Le cœur aventureux des jeunes êtres ne saurait se contenter des prudentes limites d'un bornage parental; par les jardins on s'échappe, et tant que l'horizon se déroule, on explore. Ce soir, Tino n'est pas rentré.
« Lui pourtant si amoureux de sa gamelle...
— Toujours en extase devant le frigo...
— Quelque chose l'aura fasciné, et puis voilà il s'est perdu. Ou il suit une trace, la piste d'un rat ; le moulin n'est pas loin. Tu te souviens, quand il a assassiné ce mulot malade ? Il est prêt à bouffer n'importe quoi !
— C'est courant pour un chat. »
Nous habitons sur une île, auprès d'un énorme moulin où gronde, depuis les années trente du siècle dernier, une terrible machine à essence qui fait tourner les meules. Son caractère de troll n'est plus à démontrer ; à toute heure hulule la sirène d'arrêt d'urgence. Les ouvriers qui servent cette mécanique galopent alors dans les escaliers, enfilent des échelles, tournent à gauche, se faufilent à droite, rampent dans la tripaille graisseuse du monstre et lui donnent de grands coups de masse, tout en rabaissant d'impressionnants interrupteurs-ciseaux qui lâchent des étincelles. Évidemment, c'est plein de matous. Mais la parole officielle : « Aucun chat dans le moulin ! Qu'allez-vous donc croire ? Mensonges et calomnies, ce moulin est un moulin propre ! » Tiens donc.

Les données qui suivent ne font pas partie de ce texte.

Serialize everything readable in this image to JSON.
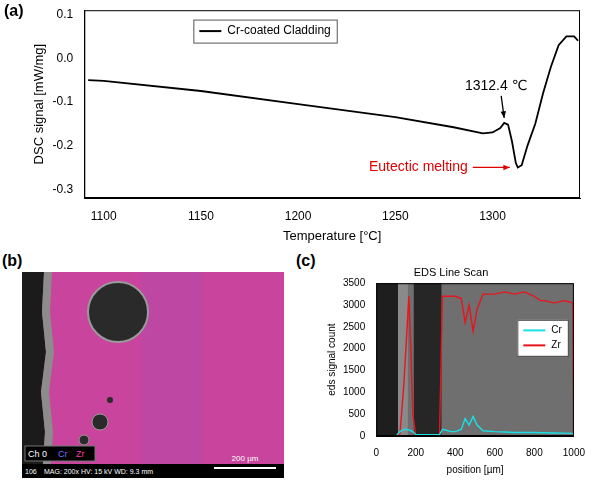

Et ces individus qui rampent sous le portail, ce sont des poulets peut-être ?
Tino, jeune félin noir et blanc, aura probablement découvert l'Antre et ses recoins, et se goinfre à cet instant de souris farineuses poursuivies en meute avec ses copains les non-chats du bâtiment. C'est ce qu'on se dit, mais ça reste terrible, une petite bête qui ne rentre pas.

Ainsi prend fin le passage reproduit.